Der Generalsekretär der PS reagierte auf Warnungen über eine Zunahme irregulärer Einwanderer, die mit Zug und Bus in den Metropolregionen Lissabon und Porto ankommen. In seinen Erklärungen betrachtete Carneiro die "Mystifizierung der offenen Grenzen" als eine "Falschheit" der Rechten.
Diese Position steht im Zusammenhang mit den Warnungen, die zuvor bezüglich der Zunahme der Ankunft irregulärer Einwanderer in diesen Metropolregionen auf dem Landweg gemacht worden waren. Der sozialistische Führer stellte damit die Erzählung in Frage, die die PS mit einer Politik der offenen Grenzen in Verbindung bringt.

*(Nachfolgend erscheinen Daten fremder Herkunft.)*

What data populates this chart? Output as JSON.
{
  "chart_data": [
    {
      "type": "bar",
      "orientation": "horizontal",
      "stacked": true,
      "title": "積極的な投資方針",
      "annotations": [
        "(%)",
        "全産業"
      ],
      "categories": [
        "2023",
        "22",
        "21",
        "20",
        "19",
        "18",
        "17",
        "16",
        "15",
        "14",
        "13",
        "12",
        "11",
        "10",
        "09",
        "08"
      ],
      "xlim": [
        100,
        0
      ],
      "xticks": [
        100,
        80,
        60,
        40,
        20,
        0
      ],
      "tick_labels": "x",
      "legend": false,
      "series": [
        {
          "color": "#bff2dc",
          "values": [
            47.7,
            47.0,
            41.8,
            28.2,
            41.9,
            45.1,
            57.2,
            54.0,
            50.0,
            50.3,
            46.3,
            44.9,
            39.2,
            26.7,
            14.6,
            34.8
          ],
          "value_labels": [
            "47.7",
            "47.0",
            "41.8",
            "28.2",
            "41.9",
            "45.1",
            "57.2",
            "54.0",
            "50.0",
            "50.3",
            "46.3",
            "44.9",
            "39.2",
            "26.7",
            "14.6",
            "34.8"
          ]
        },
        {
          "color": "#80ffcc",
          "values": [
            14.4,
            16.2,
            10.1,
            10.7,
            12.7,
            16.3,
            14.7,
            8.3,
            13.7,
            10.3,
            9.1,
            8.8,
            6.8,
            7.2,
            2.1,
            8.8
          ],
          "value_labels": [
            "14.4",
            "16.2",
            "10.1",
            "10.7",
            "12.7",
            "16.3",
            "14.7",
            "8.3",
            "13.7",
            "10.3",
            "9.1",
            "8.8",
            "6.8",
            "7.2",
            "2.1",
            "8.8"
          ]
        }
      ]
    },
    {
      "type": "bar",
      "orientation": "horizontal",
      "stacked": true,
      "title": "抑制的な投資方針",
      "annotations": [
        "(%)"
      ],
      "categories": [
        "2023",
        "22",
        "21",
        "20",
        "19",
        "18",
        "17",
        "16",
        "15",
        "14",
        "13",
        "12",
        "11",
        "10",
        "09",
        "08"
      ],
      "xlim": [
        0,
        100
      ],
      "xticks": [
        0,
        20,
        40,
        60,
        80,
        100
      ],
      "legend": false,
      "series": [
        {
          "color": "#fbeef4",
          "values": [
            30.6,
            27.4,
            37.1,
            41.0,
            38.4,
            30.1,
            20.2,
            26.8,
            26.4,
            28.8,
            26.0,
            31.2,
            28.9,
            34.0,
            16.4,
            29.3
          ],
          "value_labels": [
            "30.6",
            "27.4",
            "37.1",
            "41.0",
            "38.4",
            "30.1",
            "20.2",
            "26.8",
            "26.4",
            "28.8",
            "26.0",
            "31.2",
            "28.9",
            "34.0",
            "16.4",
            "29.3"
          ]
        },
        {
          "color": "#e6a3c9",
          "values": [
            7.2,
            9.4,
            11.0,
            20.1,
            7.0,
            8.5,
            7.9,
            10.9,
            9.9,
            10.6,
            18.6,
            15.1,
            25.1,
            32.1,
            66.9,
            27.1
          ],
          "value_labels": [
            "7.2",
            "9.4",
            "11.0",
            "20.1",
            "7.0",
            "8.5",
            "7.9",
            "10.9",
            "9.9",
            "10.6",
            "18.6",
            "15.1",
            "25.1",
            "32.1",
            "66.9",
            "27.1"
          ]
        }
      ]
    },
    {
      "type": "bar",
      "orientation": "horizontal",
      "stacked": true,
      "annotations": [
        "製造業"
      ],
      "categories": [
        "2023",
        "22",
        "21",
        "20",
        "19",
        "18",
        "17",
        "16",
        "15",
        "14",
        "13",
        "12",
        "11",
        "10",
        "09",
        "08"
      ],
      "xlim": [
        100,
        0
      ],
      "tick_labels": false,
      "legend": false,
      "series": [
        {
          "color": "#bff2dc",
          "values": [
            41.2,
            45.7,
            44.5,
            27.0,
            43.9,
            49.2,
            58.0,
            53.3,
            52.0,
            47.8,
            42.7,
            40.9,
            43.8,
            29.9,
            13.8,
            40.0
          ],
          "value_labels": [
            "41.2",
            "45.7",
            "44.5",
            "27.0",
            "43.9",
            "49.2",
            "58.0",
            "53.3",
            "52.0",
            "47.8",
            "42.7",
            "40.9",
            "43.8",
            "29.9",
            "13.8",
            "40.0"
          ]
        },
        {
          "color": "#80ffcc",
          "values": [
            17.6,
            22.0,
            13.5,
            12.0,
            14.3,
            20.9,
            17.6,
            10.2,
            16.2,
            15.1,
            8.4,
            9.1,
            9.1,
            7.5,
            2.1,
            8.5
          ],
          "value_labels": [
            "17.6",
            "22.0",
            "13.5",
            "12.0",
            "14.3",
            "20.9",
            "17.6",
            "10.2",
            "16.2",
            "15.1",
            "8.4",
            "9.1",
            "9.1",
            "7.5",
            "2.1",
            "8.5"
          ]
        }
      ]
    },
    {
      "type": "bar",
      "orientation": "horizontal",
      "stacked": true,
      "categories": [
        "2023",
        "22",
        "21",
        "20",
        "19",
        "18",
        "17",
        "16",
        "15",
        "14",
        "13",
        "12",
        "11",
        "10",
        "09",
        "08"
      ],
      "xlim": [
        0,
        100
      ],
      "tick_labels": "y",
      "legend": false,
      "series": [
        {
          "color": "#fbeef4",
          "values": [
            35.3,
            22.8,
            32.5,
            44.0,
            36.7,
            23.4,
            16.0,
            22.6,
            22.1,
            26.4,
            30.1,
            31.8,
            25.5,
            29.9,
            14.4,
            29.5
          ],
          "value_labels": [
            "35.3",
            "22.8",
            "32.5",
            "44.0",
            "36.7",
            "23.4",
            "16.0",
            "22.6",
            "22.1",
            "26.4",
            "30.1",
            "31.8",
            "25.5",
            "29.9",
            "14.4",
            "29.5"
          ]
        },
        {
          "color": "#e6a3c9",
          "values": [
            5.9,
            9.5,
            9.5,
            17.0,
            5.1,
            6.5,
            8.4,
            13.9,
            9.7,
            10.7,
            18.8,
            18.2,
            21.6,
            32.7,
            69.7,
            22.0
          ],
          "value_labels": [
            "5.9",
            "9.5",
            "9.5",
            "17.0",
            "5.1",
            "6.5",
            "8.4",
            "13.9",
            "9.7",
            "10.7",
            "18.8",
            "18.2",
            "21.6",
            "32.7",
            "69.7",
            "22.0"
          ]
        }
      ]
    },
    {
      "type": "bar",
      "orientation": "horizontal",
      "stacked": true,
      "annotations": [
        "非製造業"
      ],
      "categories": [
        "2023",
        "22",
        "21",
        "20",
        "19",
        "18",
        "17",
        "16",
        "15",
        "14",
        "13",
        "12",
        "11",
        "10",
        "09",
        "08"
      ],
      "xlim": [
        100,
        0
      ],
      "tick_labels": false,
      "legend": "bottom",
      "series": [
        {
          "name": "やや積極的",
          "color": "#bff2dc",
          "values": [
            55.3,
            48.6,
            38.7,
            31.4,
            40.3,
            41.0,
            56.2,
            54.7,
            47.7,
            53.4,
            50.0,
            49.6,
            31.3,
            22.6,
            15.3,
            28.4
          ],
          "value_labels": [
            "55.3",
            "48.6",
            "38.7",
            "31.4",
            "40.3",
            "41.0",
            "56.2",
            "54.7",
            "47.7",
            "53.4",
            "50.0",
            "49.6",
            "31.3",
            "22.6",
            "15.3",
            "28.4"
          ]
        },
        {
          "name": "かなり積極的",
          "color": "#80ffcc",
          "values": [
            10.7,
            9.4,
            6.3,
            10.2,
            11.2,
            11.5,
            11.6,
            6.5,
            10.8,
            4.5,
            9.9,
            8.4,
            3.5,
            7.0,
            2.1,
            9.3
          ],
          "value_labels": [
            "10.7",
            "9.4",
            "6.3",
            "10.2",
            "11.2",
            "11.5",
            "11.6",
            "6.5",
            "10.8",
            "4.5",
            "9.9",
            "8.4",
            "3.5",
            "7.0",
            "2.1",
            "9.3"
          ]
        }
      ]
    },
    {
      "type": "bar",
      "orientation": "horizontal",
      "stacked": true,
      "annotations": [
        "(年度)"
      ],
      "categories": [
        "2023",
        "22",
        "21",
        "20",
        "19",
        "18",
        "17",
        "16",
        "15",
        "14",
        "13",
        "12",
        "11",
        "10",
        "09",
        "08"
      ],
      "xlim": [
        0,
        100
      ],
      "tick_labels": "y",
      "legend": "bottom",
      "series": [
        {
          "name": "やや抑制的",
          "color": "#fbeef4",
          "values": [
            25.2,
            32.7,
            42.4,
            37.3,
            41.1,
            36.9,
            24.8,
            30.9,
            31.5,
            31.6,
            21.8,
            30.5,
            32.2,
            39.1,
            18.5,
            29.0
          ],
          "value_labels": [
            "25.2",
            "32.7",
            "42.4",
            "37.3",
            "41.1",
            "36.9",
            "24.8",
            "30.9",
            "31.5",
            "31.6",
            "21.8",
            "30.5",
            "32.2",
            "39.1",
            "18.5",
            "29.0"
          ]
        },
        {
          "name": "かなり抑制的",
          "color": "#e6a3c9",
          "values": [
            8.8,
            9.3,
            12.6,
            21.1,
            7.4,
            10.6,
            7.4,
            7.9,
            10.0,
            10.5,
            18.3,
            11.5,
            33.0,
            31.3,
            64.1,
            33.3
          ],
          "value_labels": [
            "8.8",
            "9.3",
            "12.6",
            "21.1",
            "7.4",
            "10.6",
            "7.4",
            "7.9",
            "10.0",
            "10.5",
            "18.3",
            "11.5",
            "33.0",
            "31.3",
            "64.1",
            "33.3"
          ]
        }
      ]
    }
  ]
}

Die Intervention von Carneiro fügt sich in die breitere politische Debatte über die Migrationspolitik in Portugal ein. Indem er die Idee offener Grenzen als "Falschheit" charakterisiert, versucht der Generalsekretär der PS, die Position seiner Partei von derjenigen zu unterscheiden, die er der Rechten in diesem Bereich zuschreibt.
Die Reaktion des sozialistischen Führers erfolgt zu einem Zeitpunkt, zu dem die mit der Einwanderung verbundenen Fragen im nationalen politischen Panorama zunehmend an Bedeutung gewonnen haben, wobei verschiedene Parteien unterschiedliche Positionen zur Steuerung der Migrationsströme und zur Kontrolle der Grenzen vertreten.